CPU/GPU - jupyter with keras and tensorflow GPU (optirun)

Hi,

I have a Dell XPS 15 with an nvidia 1050ti and I have bumblebee set up with nvidia proprietary drivers (optirun).
I can see that this setup works with "glxgears -info" vs "optirun glxgears -info"

I am learning deep learning with Keras, TensorFlow and Theano and I'd like to fully understand how to enable CPU or GPU. I am completely new to this (jupyter, python, python virtual environment and deep learning with GPU) so I might be missing something obvious.
I have a script that trains a model with Keras. I setup two anaconda environment "nb-ml" with GPU support and "tmp-tf" without GPU support.

When I execute the same script in these environment, I can definitely see a speed difference between the two. I can also print logs with the number of GPU available for Keras or the logs from TensorFlow. In these logs, it is obvious that one environment uses CPU and the other one uses GPU.

Now I have a question regarding Jupyter. I found online that I had to create a custom kernel in a kernel.json and add "optirun" to the list of arguments to start a Python kernel.
I did that and it worked but when I removed this kernel, it kept working so the GPU is used even without this kernel and optirun.

First question -> I don't know how this could work. I was expecting to need a kernel started with optirun to be able to use the GPU with keras in my notebook. Anybody knows ?

For information, if I start jupyter notebook from the "tmp-tf" anaconda environment (without GPU), the kernel does not use the GPU.
If I start jupyter notebook from "nb-ml" anaconda environment (with GPU), the kernel uses the GPU.
-> the GPU is used irrelevant to the kernel used (with optirun or not)

Basically, I would expect that if I have two kernels configured in my anaconda environment for jupyter, one with CPU only (= optirun command missing) and one with GPU support (= optirun command in kernel.json), I could switch between the two kernels in jupyter and this would enable/disable GPU support.
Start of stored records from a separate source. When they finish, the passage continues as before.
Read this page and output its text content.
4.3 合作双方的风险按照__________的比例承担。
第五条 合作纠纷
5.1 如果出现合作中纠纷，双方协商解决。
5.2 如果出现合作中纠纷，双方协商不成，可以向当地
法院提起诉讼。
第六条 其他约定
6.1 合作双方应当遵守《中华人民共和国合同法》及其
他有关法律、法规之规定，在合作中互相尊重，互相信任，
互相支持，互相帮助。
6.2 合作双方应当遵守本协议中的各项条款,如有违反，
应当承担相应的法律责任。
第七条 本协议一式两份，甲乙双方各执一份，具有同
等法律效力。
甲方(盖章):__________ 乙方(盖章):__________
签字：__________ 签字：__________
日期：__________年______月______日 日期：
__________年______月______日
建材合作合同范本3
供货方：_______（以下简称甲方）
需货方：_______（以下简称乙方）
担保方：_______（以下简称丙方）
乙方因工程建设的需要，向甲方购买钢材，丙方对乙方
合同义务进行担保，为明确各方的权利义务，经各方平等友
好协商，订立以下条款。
That doesn't seem to be the case and I don't understand why.

What I would like to achieve is having tensorflow-gpu installed in all my anaconda environment and create two jupyter kernels, one with optirun and one without. Then in my notebook, I would switch between the two kernels to use GPU or not.

Maybe my installation is a mess because I tried to install tensorflow, keras and so on on my real arch system and not in a virtual environment. Maybe that some configuration is taken from my real system ?
Basically, I should never have to install a python library from pacman directly, correct?
I should always install my dependencies using pip or anaconda in a virtual environment. This way my arch installation only contains libraries that are needed by applications and not the one I need for my development.

Anybody here sees what I am doing wrong or where my logic/expectations fail ?

Thank you very much.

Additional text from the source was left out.